Dove raggiunge un punto di massimo di interesse è nel consiglio numero 5: insegnate a leggere alle vostre figlie. Non si tratta di testi scolastici o istruzione di base che per molti paesi africani rappresenta comunque ancora un problema. L’autrice parla di romanzi, autobiografie, libri storici, testi che coltivano la conoscenza ma anche i sogni: una bambina si abitua a desiderare di poter essere qualsiasi cosa e ad avere una mente aperta e non dogmatica. “ Insegnale ad amare i libri. Il modo migliore è attraverso l’esempio” e sappiamo come va l’Italia con la lettura...
Il quindicesimo consiglio è forse il più prezioso: insegnare alle proprie figlie (ma diremmo anche ai maschietti) la differenza. Cercare di rendere la differenza normale, naturale, perché questa è la realtà del nostro mondo. Far capire che “le persone percorrono sentieri diversi nel mondo e che, se non creano danni agli altri, tutti i sentieri sono validi, degni di rispetto”. Insegnare la differenza aiuta “a fornire gli strumenti per sopravvivere in questo mondo così vario”.
La Chimamanda parte da una angolazione eccezionale:tutta la sua vita è imperniata sul concetto di differenza e convivenza con la diversità.

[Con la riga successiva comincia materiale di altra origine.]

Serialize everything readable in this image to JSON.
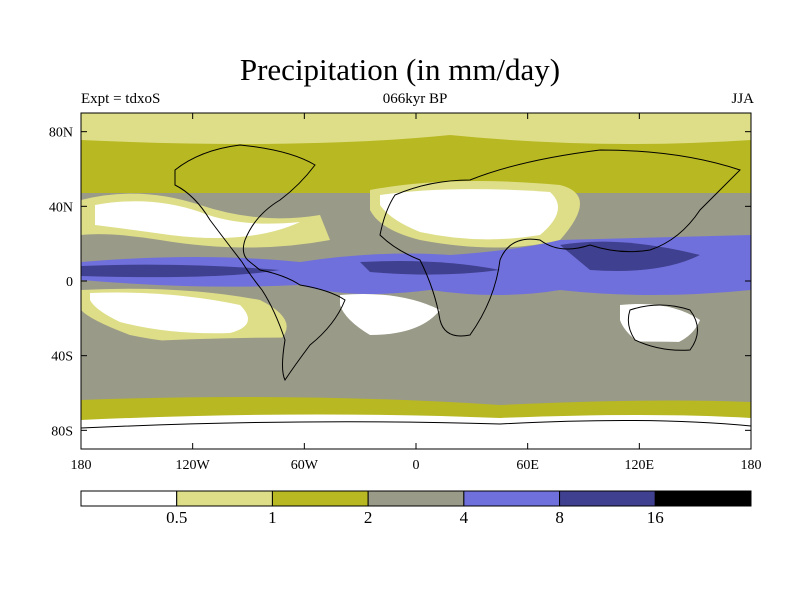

La sua esistenza è legata a due paesi, sua figlia è americana ma colloquia con i nonni in igbo. La storia della Nigeria le sarà familiare quanto quella americana. Forse apparterrà a quella generazione per la quale non esisterà più una storia “unica”per narrare il mondo, le culture o i generi.
L’elezione alla presidenza di Trump ha reso evidente come , in un grande paese occidentale, siano ancora molto evidenti, anzi sembrano cresciuti, pregiudizi di qualsiasi forma di genere o di colore ,di religione o cultura, ma come molti scrittori africani l’autrice ha fiducia nelle giovani generazioni che crescono in modo pluridentitario : in primo piano emerge l’individuo, maschio o femmina che sia, con i suoi sogni e desideri, al di là delle richieste dei diversi contesti socioculturali.